In a previous post, “9 Sources of Cyber Threats Highlighted in GAO Report,” Pat Fiorenza discussed Table 1 of GAO’s report Cyber Security: National Strategy, Roles, and Responsibilities Need to Be Better Defined and More Effectively Implemented, describing the various types of attacks that vulnerable users can fall victim to. In this blog, I will continue off of that and briefly explain some of the other methods that attackers use to gain information and corrupt data from Table 2 of the report.

11 Sources of Cyber Threats Reports by GAO

1. Cross-Site Scripting: GAO describes this as “An attack that uses third-party web resources to run a script within the victim’s web browser or scriptable application.” Users can fall victim to this when visiting malicious websites or links. By visiting these sites, victims allow the attacker to potentially “steal cookies… log keystrokes, and capture screenshots,” leaving sensitive information vulnerable for exploitation.

2. Denial-of-Service: This attacks prevents the user from gaining authorized access to networks, systems, or applications by using-up resources.

3. Distributed Denial-of-Service: An attack similar to the denial-of-service, but “uses numerous hosts to perform that attack.”

4. Logic Bombs: According to GAO, a logic bomb is “A piece of programming code intentionally inserted into a software system that will cause a malicious function to occur when one or more specified conditions are met”

5. Phishing: Attackers using this method send out fake but realistic looking emails that request information or send the victim to a fake website that also requests information.

6. Passive Wiretapping: This method is accomplished by monitoring or recording data “such as passwords, transmitted in clear text while they are being transmitted over a communications link” without affecting the data.

7. Structured Query Language Injection: This attack “involves the alteration of a database search in a web-based application, which can be used to obtain unauthorized access to sensitive information in a database,” says GAO

8. Trojan Horse: A Trojan horse appears to look like useful programs, but hide malicious functions that are usually missed by security programs.

9. Virus: One of the most well-known cyber-attacks, a virus is a computer program that replicates itself and infects the computer without the user’s knowledge. It potentially can “corrupt or delete data on a computer, use e-mail programs to spread other computers, or even erase everything on a hard disk.” However, a user must (unknowingly) release the virus, unlike a worm.

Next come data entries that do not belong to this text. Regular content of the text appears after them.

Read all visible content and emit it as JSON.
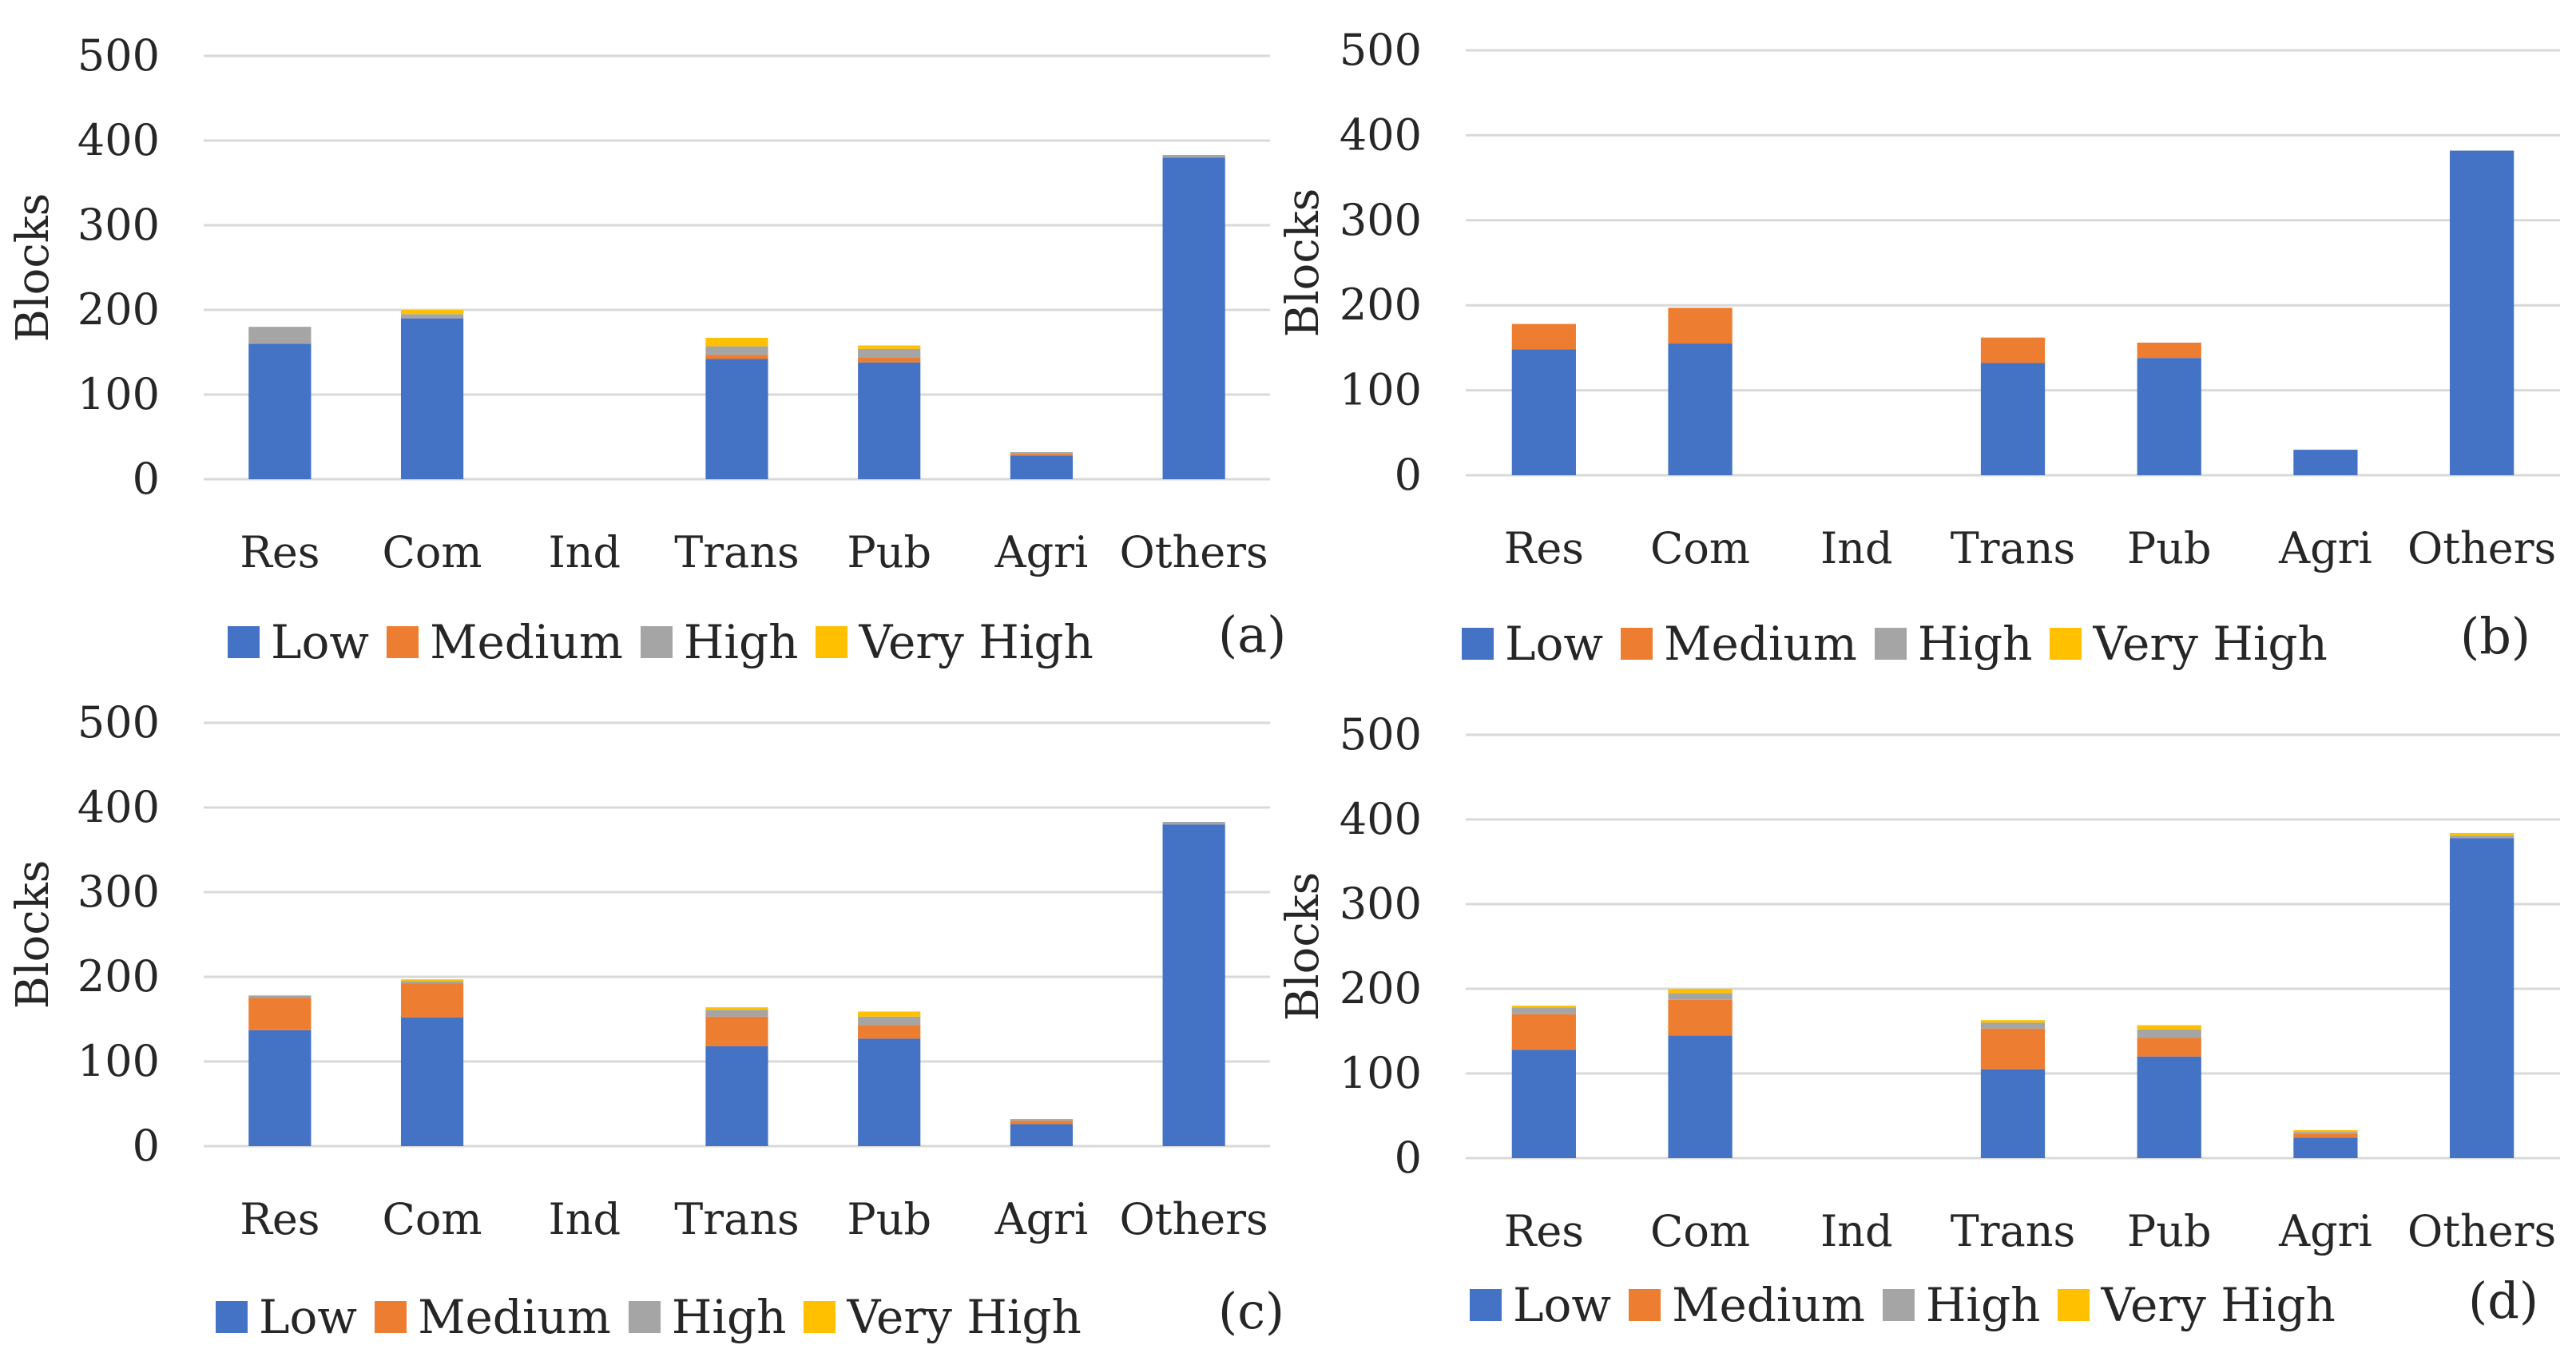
{
  "chart_data": [
    {
      "type": "bar",
      "stacked": true,
      "panel_label": "(a)",
      "ylabel": "Blocks",
      "ylim": [
        0,
        500
      ],
      "yticks": [
        "0",
        "100",
        "200",
        "300",
        "400",
        "500"
      ],
      "categories": [
        "Res",
        "Com",
        "Ind",
        "Trans",
        "Pub",
        "Agri",
        "Others"
      ],
      "series": [
        {
          "name": "Low",
          "color": "#4472C4",
          "values": [
            160,
            190,
            0,
            142,
            138,
            28,
            380
          ]
        },
        {
          "name": "Medium",
          "color": "#ED7D31",
          "values": [
            0,
            0,
            0,
            5,
            6,
            2,
            0
          ]
        },
        {
          "name": "High",
          "color": "#A5A5A5",
          "values": [
            20,
            5,
            0,
            10,
            10,
            2,
            3
          ]
        },
        {
          "name": "Very High",
          "color": "#FFC000",
          "values": [
            0,
            5,
            0,
            10,
            4,
            0,
            0
          ]
        }
      ]
    },
    {
      "type": "bar",
      "stacked": true,
      "panel_label": "(b)",
      "ylabel": "Blocks",
      "ylim": [
        0,
        500
      ],
      "yticks": [
        "0",
        "100",
        "200",
        "300",
        "400",
        "500"
      ],
      "categories": [
        "Res",
        "Com",
        "Ind",
        "Trans",
        "Pub",
        "Agri",
        "Others"
      ],
      "series": [
        {
          "name": "Low",
          "color": "#4472C4",
          "values": [
            148,
            155,
            0,
            132,
            138,
            30,
            382
          ]
        },
        {
          "name": "Medium",
          "color": "#ED7D31",
          "values": [
            30,
            42,
            0,
            30,
            18,
            0,
            0
          ]
        },
        {
          "name": "High",
          "color": "#A5A5A5",
          "values": [
            0,
            0,
            0,
            0,
            0,
            0,
            0
          ]
        },
        {
          "name": "Very High",
          "color": "#FFC000",
          "values": [
            0,
            0,
            0,
            0,
            0,
            0,
            0
          ]
        }
      ]
    },
    {
      "type": "bar",
      "stacked": true,
      "panel_label": "(c)",
      "ylabel": "Blocks",
      "ylim": [
        0,
        500
      ],
      "yticks": [
        "0",
        "100",
        "200",
        "300",
        "400",
        "500"
      ],
      "categories": [
        "Res",
        "Com",
        "Ind",
        "Trans",
        "Pub",
        "Agri",
        "Others"
      ],
      "series": [
        {
          "name": "Low",
          "color": "#4472C4",
          "values": [
            137,
            152,
            0,
            118,
            127,
            26,
            380
          ]
        },
        {
          "name": "Medium",
          "color": "#ED7D31",
          "values": [
            38,
            40,
            0,
            35,
            16,
            4,
            0
          ]
        },
        {
          "name": "High",
          "color": "#A5A5A5",
          "values": [
            3,
            3,
            0,
            8,
            10,
            2,
            3
          ]
        },
        {
          "name": "Very High",
          "color": "#FFC000",
          "values": [
            0,
            2,
            0,
            3,
            6,
            0,
            0
          ]
        }
      ]
    },
    {
      "type": "bar",
      "stacked": true,
      "panel_label": "(d)",
      "ylabel": "Blocks",
      "ylim": [
        0,
        500
      ],
      "yticks": [
        "0",
        "100",
        "200",
        "300",
        "400",
        "500"
      ],
      "categories": [
        "Res",
        "Com",
        "Ind",
        "Trans",
        "Pub",
        "Agri",
        "Others"
      ],
      "series": [
        {
          "name": "Low",
          "color": "#4472C4",
          "values": [
            128,
            145,
            0,
            105,
            120,
            24,
            378
          ]
        },
        {
          "name": "Medium",
          "color": "#ED7D31",
          "values": [
            42,
            42,
            0,
            48,
            22,
            5,
            0
          ]
        },
        {
          "name": "High",
          "color": "#A5A5A5",
          "values": [
            8,
            8,
            0,
            7,
            10,
            2,
            3
          ]
        },
        {
          "name": "Very High",
          "color": "#FFC000",
          "values": [
            2,
            5,
            0,
            3,
            5,
            2,
            3
          ]
        }
      ]
    }
  ]
}
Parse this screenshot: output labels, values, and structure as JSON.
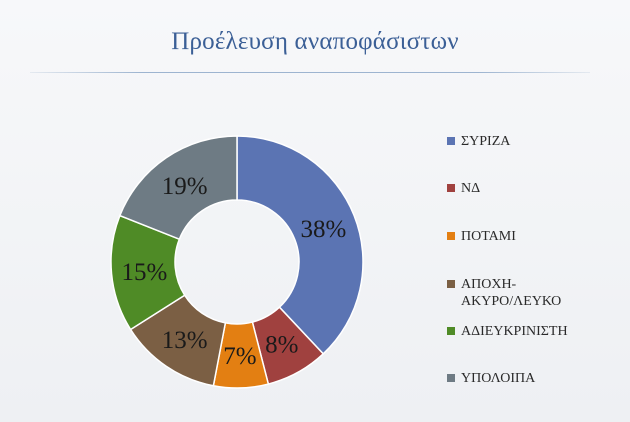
{
  "slide": {
    "title": "Προέλευση αναποφάσιστων"
  },
  "chart_data": {
    "type": "pie",
    "variant": "donut",
    "title": "Προέλευση αναποφάσιστων",
    "legend_position": "right",
    "categories": [
      "ΣΥΡΙΖΑ",
      "ΝΔ",
      "ΠΟΤΑΜΙ",
      "ΑΠΟΧΗ-\nΑΚΥΡΟ/ΛΕΥΚΟ",
      "ΑΔΙΕΥΚΡΙΝΙΣΤΗ",
      "ΥΠΟΛΟΙΠΑ"
    ],
    "values": [
      38,
      8,
      7,
      13,
      15,
      19
    ],
    "labels": [
      "38%",
      "8%",
      "7%",
      "13%",
      "15%",
      "19%"
    ],
    "colors": [
      "#5b74b3",
      "#a0413f",
      "#e37f12",
      "#7b5f44",
      "#4f8b26",
      "#6e7b84"
    ]
  }
}
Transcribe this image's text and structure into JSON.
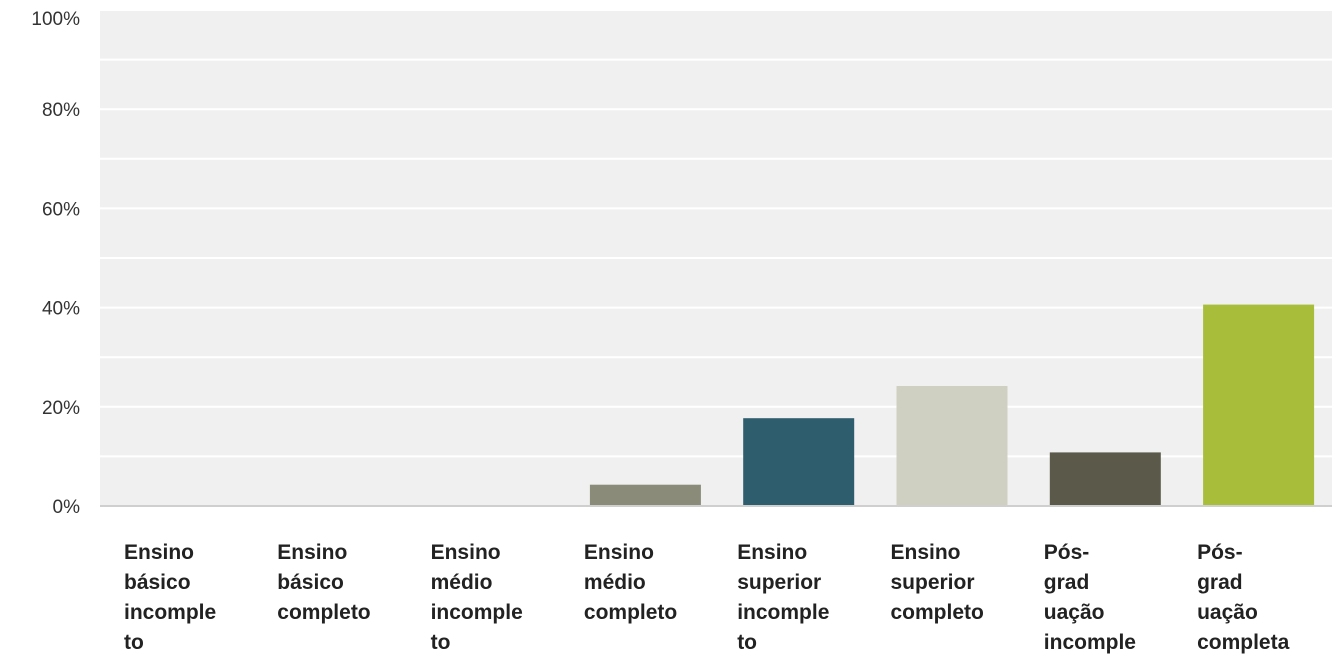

10. War Driving: This is accomplished by driving through populated areas with a wireless computer searching for unsecured wireless networks.

11. Worm: A “self-replicating, self-propagating, self-contained program that uses network mechanisms to spread itself” all without needing human involvement.

Source: GAO analysis of data from the National Institute of Standards and Technology, United States Computer Emergency Readiness Team, and industry reports.


Though many of these types of attacks seem familiar, we must recognize that even the most common of cyber attacks pose greater threats than they ever had. The average person stores countless personal details online including addresses, phone numbers, credit card information, banking information as well as many other pieces of information that can give an attacker access to the most important parts of our lives. Individuals are not the only potential victims; government agencies must also be diligent in educating employees and protecting cyber assets to prevent security breaches and loss of sensitive data.

What are you doing to protect yourself from an attack?